Chooch had some Zig-Zag papers and a small cloth drawstring bag in his hand. Shane hadn’t had a hit of marijuana since the Marine Corps, but he was so tight, so frayed, that he was worried about his imploding psyche. “Yeah, sure, roll me up one.”
“No shit?” Chooch said, “What about Rule One: No smoking grass in my house, not now, not
ever?”
“I gotta do something to bend the energy in this day. Rule One is temporarily suspended.”
Chooch rolled a bud, fat and short. Then he handed it over. Shane sat there, holding the jay, wondering what kind of example it was going to be for him to blast a joint in front of Chooch or, worse still, get high with him. But then he thought of the events of the day, starting with his shooting Ray Molar at 2:30 A.M., all the way through to his disastrous meeting with Chief Brewer. Somehow, in the light of all that, passing grass with an angry fifteen-year-old just didn’t seem all that important.
“Fuck it,” he said, then reached back and grabbed one of Chooch’s matches, fired up, took a hit, and passed it to Chooch.

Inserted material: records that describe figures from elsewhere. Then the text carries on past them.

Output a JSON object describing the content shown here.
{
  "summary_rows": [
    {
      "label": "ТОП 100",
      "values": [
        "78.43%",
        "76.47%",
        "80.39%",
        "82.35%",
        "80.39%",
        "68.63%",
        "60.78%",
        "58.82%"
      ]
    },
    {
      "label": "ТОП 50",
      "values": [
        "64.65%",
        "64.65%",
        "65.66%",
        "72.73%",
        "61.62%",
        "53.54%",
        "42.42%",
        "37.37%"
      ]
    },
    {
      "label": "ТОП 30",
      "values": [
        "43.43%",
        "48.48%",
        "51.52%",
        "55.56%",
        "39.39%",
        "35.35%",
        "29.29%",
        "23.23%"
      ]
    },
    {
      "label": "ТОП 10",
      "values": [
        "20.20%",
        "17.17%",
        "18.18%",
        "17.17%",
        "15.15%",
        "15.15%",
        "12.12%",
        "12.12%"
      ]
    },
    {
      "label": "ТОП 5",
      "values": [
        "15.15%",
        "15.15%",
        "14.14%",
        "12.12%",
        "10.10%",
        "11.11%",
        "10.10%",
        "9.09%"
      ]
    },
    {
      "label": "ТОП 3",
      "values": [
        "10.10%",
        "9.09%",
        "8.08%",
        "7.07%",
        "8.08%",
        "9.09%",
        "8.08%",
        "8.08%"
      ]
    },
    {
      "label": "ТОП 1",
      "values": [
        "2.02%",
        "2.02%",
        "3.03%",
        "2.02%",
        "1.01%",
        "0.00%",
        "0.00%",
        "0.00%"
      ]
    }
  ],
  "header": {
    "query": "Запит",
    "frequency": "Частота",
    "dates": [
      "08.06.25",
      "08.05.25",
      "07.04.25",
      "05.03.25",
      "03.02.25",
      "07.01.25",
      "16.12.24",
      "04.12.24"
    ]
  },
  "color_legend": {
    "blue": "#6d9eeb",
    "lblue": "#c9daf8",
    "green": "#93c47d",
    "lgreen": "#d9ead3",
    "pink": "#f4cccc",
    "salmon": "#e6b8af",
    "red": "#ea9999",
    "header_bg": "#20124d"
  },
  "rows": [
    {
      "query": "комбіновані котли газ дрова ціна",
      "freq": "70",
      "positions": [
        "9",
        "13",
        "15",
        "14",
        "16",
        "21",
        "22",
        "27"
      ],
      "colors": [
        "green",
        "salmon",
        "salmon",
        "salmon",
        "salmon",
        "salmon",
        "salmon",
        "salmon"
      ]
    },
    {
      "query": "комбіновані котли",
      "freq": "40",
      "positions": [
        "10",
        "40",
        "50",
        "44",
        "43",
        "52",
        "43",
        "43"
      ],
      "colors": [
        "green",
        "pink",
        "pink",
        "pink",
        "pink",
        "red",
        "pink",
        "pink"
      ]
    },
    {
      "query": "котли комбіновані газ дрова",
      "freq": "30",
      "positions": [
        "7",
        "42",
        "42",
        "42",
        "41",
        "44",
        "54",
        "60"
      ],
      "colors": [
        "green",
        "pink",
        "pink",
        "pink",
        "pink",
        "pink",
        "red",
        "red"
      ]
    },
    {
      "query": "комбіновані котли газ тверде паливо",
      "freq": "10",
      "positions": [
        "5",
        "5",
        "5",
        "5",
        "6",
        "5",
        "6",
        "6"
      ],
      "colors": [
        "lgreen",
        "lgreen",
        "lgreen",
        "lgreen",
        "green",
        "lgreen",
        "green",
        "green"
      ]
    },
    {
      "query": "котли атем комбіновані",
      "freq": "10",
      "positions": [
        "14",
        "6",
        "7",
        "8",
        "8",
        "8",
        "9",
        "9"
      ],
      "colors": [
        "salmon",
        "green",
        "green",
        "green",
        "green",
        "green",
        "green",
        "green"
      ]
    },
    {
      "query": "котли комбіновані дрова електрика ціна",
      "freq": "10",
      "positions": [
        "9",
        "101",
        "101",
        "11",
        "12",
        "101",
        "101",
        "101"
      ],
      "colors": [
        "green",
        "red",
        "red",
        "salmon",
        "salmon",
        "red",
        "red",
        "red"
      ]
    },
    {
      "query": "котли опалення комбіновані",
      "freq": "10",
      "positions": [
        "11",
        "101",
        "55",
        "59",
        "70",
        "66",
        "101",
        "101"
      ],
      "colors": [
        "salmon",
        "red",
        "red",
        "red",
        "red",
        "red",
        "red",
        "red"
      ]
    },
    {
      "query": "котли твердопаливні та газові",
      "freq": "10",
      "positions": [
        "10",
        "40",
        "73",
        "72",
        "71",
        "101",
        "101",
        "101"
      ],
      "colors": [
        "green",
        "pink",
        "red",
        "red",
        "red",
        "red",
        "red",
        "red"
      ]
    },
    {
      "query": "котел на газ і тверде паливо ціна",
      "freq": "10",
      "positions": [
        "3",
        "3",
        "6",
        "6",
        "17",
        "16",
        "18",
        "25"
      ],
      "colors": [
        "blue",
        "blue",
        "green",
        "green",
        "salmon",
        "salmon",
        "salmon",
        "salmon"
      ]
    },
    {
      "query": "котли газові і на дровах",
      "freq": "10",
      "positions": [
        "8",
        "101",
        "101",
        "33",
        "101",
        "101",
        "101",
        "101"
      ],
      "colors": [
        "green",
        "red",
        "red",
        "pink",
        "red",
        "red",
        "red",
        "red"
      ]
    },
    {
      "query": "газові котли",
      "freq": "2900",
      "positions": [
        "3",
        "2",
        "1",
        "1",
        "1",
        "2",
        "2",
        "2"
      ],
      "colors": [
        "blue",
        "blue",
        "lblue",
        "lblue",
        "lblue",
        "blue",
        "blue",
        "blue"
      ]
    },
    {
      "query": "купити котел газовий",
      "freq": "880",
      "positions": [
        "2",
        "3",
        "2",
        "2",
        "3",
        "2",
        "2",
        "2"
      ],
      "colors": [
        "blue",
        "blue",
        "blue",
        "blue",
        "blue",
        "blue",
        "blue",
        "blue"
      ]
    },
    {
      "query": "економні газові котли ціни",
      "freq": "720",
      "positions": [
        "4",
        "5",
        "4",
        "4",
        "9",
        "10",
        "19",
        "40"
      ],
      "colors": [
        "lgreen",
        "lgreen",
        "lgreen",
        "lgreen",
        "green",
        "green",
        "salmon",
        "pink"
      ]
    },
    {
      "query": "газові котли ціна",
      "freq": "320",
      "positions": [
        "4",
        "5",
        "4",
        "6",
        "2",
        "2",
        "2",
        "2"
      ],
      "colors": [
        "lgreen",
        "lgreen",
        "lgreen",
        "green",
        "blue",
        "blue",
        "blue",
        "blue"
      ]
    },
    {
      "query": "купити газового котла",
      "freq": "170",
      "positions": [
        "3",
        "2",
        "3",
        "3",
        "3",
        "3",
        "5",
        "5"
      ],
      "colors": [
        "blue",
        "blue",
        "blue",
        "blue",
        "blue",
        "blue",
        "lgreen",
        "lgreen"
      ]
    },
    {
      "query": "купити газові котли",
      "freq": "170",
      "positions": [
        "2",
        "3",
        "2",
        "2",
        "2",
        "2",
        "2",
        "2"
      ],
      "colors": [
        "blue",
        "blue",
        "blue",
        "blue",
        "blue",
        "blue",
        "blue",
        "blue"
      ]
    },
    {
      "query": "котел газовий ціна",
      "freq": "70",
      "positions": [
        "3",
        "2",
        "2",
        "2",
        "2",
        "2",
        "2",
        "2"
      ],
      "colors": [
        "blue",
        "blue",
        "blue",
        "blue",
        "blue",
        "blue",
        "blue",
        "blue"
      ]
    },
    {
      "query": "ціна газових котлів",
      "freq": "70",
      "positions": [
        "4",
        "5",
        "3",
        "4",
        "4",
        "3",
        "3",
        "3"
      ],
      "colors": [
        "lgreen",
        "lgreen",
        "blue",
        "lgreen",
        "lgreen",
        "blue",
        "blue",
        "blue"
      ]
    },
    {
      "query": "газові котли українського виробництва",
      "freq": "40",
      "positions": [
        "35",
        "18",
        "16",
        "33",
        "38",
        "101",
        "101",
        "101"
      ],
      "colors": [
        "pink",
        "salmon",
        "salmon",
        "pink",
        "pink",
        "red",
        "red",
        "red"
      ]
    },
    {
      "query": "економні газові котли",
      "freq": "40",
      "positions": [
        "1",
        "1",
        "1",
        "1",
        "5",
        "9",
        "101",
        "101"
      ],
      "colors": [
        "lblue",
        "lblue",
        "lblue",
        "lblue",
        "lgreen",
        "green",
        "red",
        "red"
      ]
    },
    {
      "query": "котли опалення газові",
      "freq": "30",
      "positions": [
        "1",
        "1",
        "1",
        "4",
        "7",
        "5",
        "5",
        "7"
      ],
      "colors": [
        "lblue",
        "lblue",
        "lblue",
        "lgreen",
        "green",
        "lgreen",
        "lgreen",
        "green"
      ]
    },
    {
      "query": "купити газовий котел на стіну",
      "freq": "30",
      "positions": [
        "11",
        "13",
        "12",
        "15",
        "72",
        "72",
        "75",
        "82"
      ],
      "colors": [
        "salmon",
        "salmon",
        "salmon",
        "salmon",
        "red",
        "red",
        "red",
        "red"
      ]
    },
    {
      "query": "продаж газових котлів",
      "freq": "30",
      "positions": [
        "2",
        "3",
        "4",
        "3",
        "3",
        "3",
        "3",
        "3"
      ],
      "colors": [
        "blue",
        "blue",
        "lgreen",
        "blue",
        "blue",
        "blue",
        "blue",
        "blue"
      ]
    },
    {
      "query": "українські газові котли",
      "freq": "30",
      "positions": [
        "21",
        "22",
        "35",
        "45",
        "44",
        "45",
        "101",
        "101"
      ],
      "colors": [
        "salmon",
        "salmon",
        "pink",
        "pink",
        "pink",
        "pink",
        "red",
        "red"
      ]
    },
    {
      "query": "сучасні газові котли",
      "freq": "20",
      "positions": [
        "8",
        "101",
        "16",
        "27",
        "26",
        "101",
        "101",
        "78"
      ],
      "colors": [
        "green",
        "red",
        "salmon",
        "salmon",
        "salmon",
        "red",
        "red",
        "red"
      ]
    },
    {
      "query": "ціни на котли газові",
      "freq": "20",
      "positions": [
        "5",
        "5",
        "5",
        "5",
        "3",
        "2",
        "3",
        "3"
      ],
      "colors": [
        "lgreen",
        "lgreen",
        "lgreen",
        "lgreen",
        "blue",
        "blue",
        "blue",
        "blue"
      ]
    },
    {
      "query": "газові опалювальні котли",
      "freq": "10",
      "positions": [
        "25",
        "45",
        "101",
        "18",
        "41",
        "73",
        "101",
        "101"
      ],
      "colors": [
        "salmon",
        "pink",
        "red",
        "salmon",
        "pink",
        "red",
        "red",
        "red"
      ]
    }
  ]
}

The two of them sat in metal chairs in the small, green-brown garden behind Shane’s house, sharing the joint and trying to unwind their separate but equally devastating problems.
The “Funeral” Letter
Dear Dad,
Boy, do I wish you were here so we could sit down and talk this one out like the old days. I’m really in the shit this time, Pop, and no matter which way I turn, I’m faced with a new set of terrible options.
Where to begin?
I guess Ray’s funeral is my biggest unanswerable right now. The department is going to give him a full-dress good-bye: honor guard, speeches, everybody wearing black ribbons across their badges. Today we got a department directive demanding that all officers not on day watch attend in dress blues. There’s going to be a parade led by two hundred Mary units (motorcycle cops), followed by a hundred black-and-whites. The damn thing forms up at the Academy training field and will wend its way out of the foothills to Forest Lawn. Full TV and press coverage, of course.
Part of me wants to go. I feel like hell, and going to Ray’s funeral might help me through it. Another part of me is scared to death. They’re going to have this giant turnout of my brother officers: a twenty-gun send-off, with everybody mourning Ray Molar, “the Policeman’s Policeman” and double Medal of Valor winner.